(Laura Simon) [Order this photo]
Steelman brought her "flatbed forum tour" to Southeast Missouri on Tuesday with stops in Perryville, Scott City and Sikeston. She was set to conclude her visit Tuesday night at Jackson Homecomers. She said the tour, which began July 9, is intended to highlight the importance of the state's agriculture industry and to bring attention to farm issues.
"There's a real disconnect between what's going on in Washington and what's happening, especially here in the Midwest," Steelman said. "It's so important to try to stem some of these federal regulations and to protect the farming community and the food supply."
While at Scott City, Steelman -- a former state treasurer and legislator -- took a tour of the Southeast Missouri Regional Port Authority, where she met with port employees, toured the riverside facilities and talked with company executives about agricultural issues.
At SEMO Milling, one of the seven businesses at the port, one employee greeted Steelman this way: "We really need more women in charge."
It's a sentiment that could work to Steelman's advantage in the upcoming primary, but probably won't help her come November. On Aug. 7, Steelman will square off against top GOP candidates U.S. Rep. Todd Akin and businessman John Brunner, both of the St. Louis area. Five other Republicans are on the ballot, though fundraising has been insignificant for all of them and none of them held public office in the past. The winner of the Republican primary will face U.S. Sen. Claire McCaskill, the Democratic incumbent, in the general election Nov. 6.
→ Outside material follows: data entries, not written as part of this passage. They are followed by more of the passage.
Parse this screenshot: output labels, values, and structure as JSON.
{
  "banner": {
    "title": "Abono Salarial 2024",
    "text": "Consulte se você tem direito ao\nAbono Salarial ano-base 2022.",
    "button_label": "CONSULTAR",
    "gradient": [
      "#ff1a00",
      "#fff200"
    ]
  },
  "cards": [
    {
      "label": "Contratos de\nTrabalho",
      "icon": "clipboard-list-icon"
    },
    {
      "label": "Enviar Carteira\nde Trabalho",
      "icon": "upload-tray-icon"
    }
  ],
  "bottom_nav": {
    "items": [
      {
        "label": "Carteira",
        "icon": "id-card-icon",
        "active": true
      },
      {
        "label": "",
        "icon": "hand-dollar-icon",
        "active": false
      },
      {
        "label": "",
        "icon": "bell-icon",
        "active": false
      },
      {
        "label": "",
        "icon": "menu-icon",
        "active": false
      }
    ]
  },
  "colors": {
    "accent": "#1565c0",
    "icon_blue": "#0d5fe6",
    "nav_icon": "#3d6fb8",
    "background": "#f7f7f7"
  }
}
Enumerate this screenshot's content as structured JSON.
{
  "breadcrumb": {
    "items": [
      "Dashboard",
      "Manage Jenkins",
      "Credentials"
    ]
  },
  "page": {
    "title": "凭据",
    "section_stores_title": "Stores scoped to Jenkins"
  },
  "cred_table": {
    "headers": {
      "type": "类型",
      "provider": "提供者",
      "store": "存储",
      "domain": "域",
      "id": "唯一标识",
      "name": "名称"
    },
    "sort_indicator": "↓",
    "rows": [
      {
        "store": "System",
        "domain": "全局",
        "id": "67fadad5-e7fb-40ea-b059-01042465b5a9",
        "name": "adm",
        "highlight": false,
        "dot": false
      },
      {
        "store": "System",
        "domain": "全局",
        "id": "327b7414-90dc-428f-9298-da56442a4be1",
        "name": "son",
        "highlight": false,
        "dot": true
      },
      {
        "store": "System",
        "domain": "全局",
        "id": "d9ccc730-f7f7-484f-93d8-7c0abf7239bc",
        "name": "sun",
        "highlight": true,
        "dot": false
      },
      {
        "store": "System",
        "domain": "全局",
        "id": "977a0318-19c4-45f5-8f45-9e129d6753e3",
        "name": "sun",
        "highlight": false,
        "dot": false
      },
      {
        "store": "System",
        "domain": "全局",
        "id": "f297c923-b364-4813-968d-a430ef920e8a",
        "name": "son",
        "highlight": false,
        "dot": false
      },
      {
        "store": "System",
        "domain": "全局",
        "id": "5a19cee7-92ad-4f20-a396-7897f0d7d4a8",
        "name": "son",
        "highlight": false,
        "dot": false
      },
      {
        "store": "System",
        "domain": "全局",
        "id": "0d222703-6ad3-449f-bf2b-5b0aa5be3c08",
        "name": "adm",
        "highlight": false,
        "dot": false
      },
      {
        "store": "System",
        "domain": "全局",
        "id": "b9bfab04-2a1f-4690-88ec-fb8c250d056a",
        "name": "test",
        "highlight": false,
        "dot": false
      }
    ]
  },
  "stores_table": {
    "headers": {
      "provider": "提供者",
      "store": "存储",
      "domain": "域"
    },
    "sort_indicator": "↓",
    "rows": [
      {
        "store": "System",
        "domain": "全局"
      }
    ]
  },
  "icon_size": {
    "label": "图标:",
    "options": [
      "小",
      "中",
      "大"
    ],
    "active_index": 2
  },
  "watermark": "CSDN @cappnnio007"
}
During the stop, Steelman asked several questions of Dan Overbey about how the recent drought has affected business, the history of the port and usage by those in the agricultural community that is made up statewide of 108,000 farms and 29.2 million acres in farmland.
Steelman, reciting a theme often used since she announced her candidacy, said farmers need to be protected from special interest groups like the Humane Society of the United States and the Humane Farming Association. Such "activists," she said, want to restrict animal agriculture and hunting.
Federal regulations are being enacted by bureaucrats who have lost touch with what life on the farm is like, she said, citing one regulation that prohibits 14-year-olds from baling hay, deeming it a violation of child labor laws.
The Missouri Democratic Party referred questions about Steelman to McCaskill's campaign. But that doesn't mean the Democrats aren't paying attention. A so-called "tracker" employed by the Democratic Party was following Steelman from stop to stop Tuesday, taking notes and making attempts to capture her comments on video or a voice recorder.
But a Steelman staffer followed the Democratic operative and played music from her smartphone to disrupt the recording. At times, the two would scramble to get away from each other -- all while Steelman was talking. The tracker would only say that she worked for the Missouri Democratic Party and would not fully identify herself.
After the tour, Steelman said she doesn't mind the Democrats tracking her. But she said it can distract a conversation between her and a voter.
"When I'm talking to someone and she gets in our face, it can be annoying," Steelman said. "It really disrupts the exchange of information."
Steelman said her campaign does not employ such tactics.
But a showdown with McCaskill and the Democrats will have to wait. Steelman has a primary to get through first.
"Voters should know I'm going to do what I say I'm going to do," she said, as the tracker and her staffer buzz around behind her. "I'm going to stand up and fight for what I believe in. I want to rattle some cages."